L’amico Fritz

Mascagni delivers beautiful music, libretto be damned.

After Pietro Mascagni punched the operatic world in the face with his brutal, singleact
Cavalleria Rusticana in 1890, he became an instant sensation, the type of “overnight success” that an artist dreams of. After being expelled from the Milan Conservatory in his second year in 1885 he had supported himself by playing double bass, teaching piano and conducting operettas with a small company. Indeed, he was unsympathetically referred to in a Neapolitan newspaper as a “bandmaster.” But in 1889 he entered a contest held by the Sonzogno publishing house and won with Cavalleria, creating a one-man revolution in Italian opera that ushered in the Verismo movement. Verismo is practically synonymous with overkill — overkill in volume, fervor, quick and frenzied musical numbers, violent moodswings and passion; the outcome is invariably murder or suicide. Understatement has no place in the formula. Six months after its premiere, Mahler conducted Cavalleria in Budapest, and within three years it was one of the world’s most popular operas. “I was crowned before I was king,” Mascagni would later say.

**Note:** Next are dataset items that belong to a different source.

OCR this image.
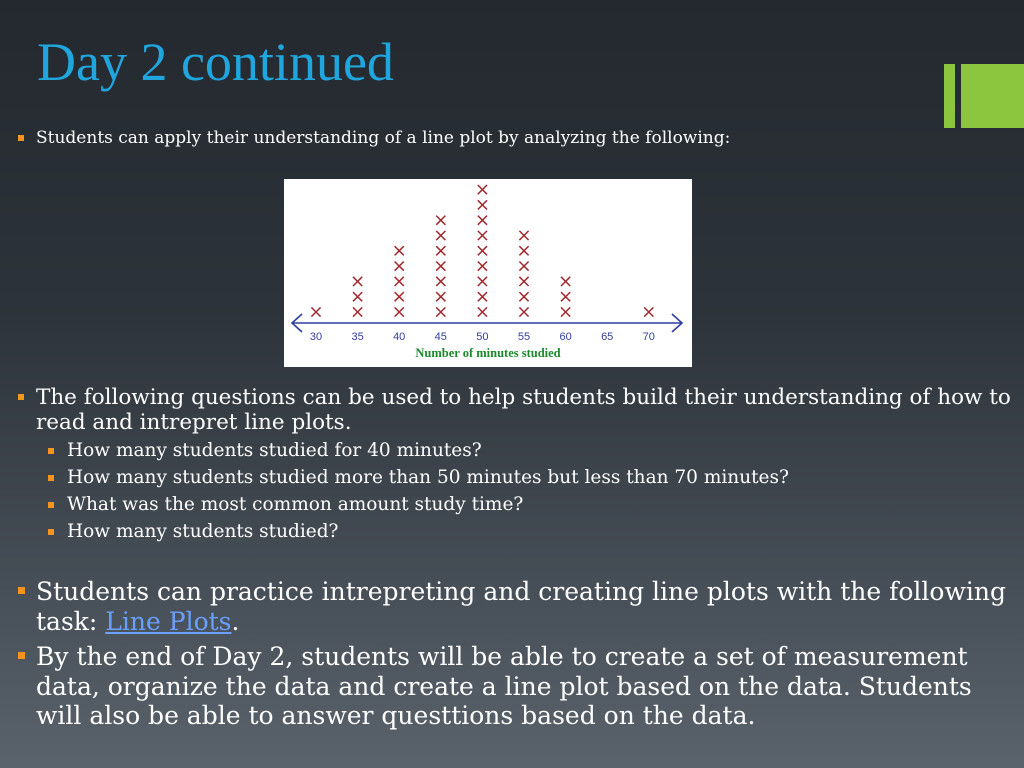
Day 2 continued
Students can apply their understanding of a line plot by analyzing the following:
30	35	40	45	50	55	60	65	70
Number of minutes studied
The following questions can be used to help students build their understanding of how to read and intrepret line plots.
How many students studied for 40 minutes?
How many students studied more than 50 minutes but less than 70 minutes?
What was the most common amount study time?
How many students studied?
Students can practice intrepreting and creating line plots with the following task: Line Plots.
By the end of Day 2, students will be able to create a set of measurement data, organize the data and create a line plot based on the data. Students will also be able to answer questtions based on the data.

Based on a short story and play by Giovanni Verga, much of the critical and popular credit for Cavalleria’s success was given to its brutal story. Stung, Mascagni decided to compose a work that would be judged solely on its musical value, and indeed, the libretto he chose is about as bland as humanly possible. He wanted, as he explained to his publisher, a “simple libretto where the action is tenuous and inconsistent.” Verdi called it “silly, action-less and characterless.” But as James Clutton, producer of London’s prestigious Opera Holland Park, recently told me after a successful run of performances, “Yes, the plot is thin, but I don’t agree with Verdi’s sentiments. I believe L’amico Fritz to be unbelievably underrated as an opera.”

L’ami Fritz was an 1864 French comic novel by Emile Erckmann and Alexandre Chatrian that was adapted for the stage in 1872. Mascagni’s opera opened to great acclaim in Rome in October of 1891; at the first performance, several numbers were encored and the curtain calls went on at length. Within a year it was popular all over Europe, with Gustav Mahler leading the Hamburg premiere in 1892. Both he and Eduard Hanslick, the critic who was the bane of Wagner’s existence, thought that the musical language in Fritz was more advanced and sophisticated than that of Cavalleria. And though the Musical Times reported at the opera’s 1893 premiere at Covent Garden that “all London did not rush to see [Mascagni], the house being half empty when he stepped into the conductor’s seat,” the paper went on to say that the opera was nevertheless warmly received. And so it has been. When it is presented, which is not frequently, it is loved.

The idyllic setting is a small village in Alsace. Fritz is a wealthy, landowning overthirty-
five-year-old. It is his birthday and he is sitting with friends, celebrating. Enter young, pretty Suzel, daughter of Fritz’s steward, bearing flowers for Fritz. His friend, the Rabbi David, is a strong believer in matrimony and thinks Suzel should marry, but Fritz says she is too young. Fritz announces his own lack of interest in marriage but David bets him that he will be married within a year. The second act finds Suzel in the garden picking cherries; Fritz joins her in a duet. David and some friends arrive, and Fritz and Suzel discuss the story of Abraham, Isaac and the taking of a wife. David realizes that Suzel loves Fritz and, to make Fritz jealous, tells him that he will look for a husband for Suzel. Alone, Fritz realizes that he loves Suzel; he panics and takes a waiting carriage into town. Suzel discovers him gone and bursts into tears. The third act finds Fritz’s love in full bloom. David tells him he has found a husband for Suzel and that they need Fritz’s approval since he is the feudal lord. He refuses. Suzel enters and sings of her unhappiness — her father wants her to marry a stranger — and Fritz finally declares his love for her. All rejoice in the power of love. (Note the merry relationship between Protestants and Jews; after 1933 Rabbi David suddenly became a wise neighbor. The Fascist Mascagni had no problem with such an alteration.)

And so: If Mascagni wanted to prove that a libretto did not a great opera make, he proved it. Whereas Cavalleria’s success is rooted in concise, brutal action, here we are picking cherries and discussing the Bible. This is to say nothing of the presence of a gypsy violinist named Beppe (a trouser role, no less) who shows up on occasion to supply, well, gypsy violin music. Cavalleria has characters who do everything wrong, so the conclusion, inevitably, is shattering. Fritz is full of gentle, awakening emotions and sensible discussions aiming towards a mellow May-December marriage.

But it works because it contains Mascagni’s most beautiful music. Though scored for full orchestra, the brass and percussion are rarely and judiciously applied. As insipid as
the character of Beppe is, his violin music is, in fact, pretty. Strings and winds — flutes, a lovely, plaintive oboe — are highlighted. There is a chorus, but it never appears on stage; it is used as a type of Alsatian ambience, singing softly about love, wafting in on a breeze.